Logo Questions Linux Laravel Mysql Ubuntu Git Menu
 

Most efficient way to split strings in Python

My current Python Project will require a lot of string splitting to process incoming packages. Since I will be running it on a pretty slow system, I was wondering what the most efficient way to go about this would be. The strings would be formatted something like this:

Item 1 | Item 2 | Item 3 <> Item 4 <> Item 5 

Explanation: This particular example would come from a list where the first two Items are a title and a date, while Item 3 to Item 5 would be invited people (The number of those can be anything from zero to n, where n is the number of registered users on the server).
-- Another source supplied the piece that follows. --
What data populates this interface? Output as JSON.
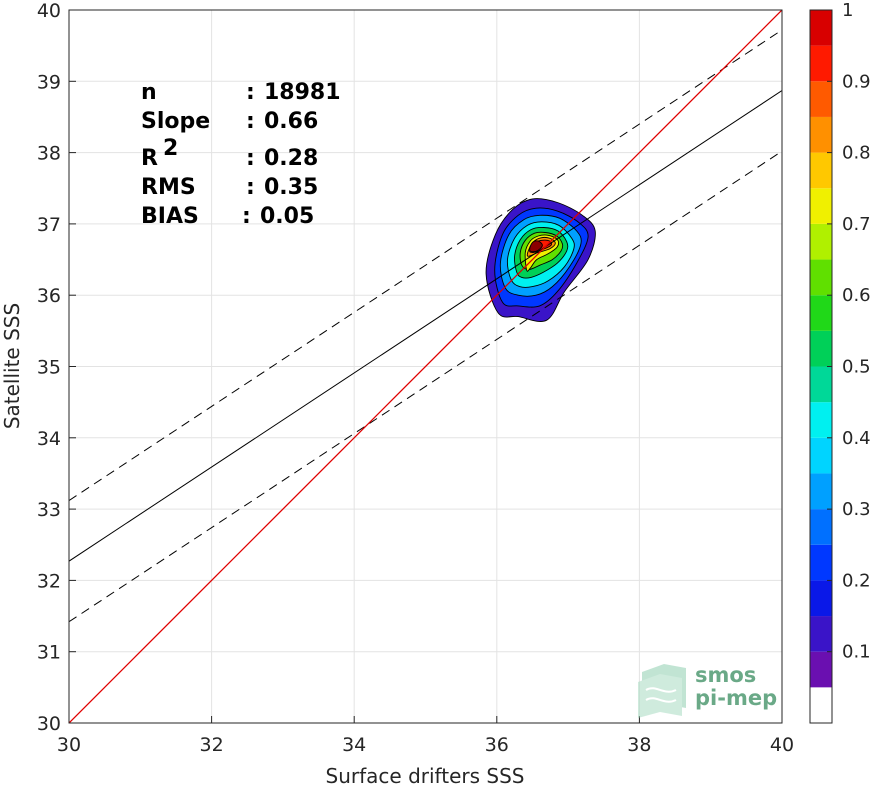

From what I see, I have the following options:

  1. repeatedly use split()
  2. Use a regular expression and Regex functions
  3. Some other Python functions I have not thought about yet (There are probably some)

Solution 1 would include splitting at | and then splitting the last element of the resulting list at <> for this example, while solution 2 would probably result in a regular expression like:

((.+)|)+((.+)(<>)?)+

Okay, this RegEx is horrible, I can see that myself. It is also untested. But you get the idea.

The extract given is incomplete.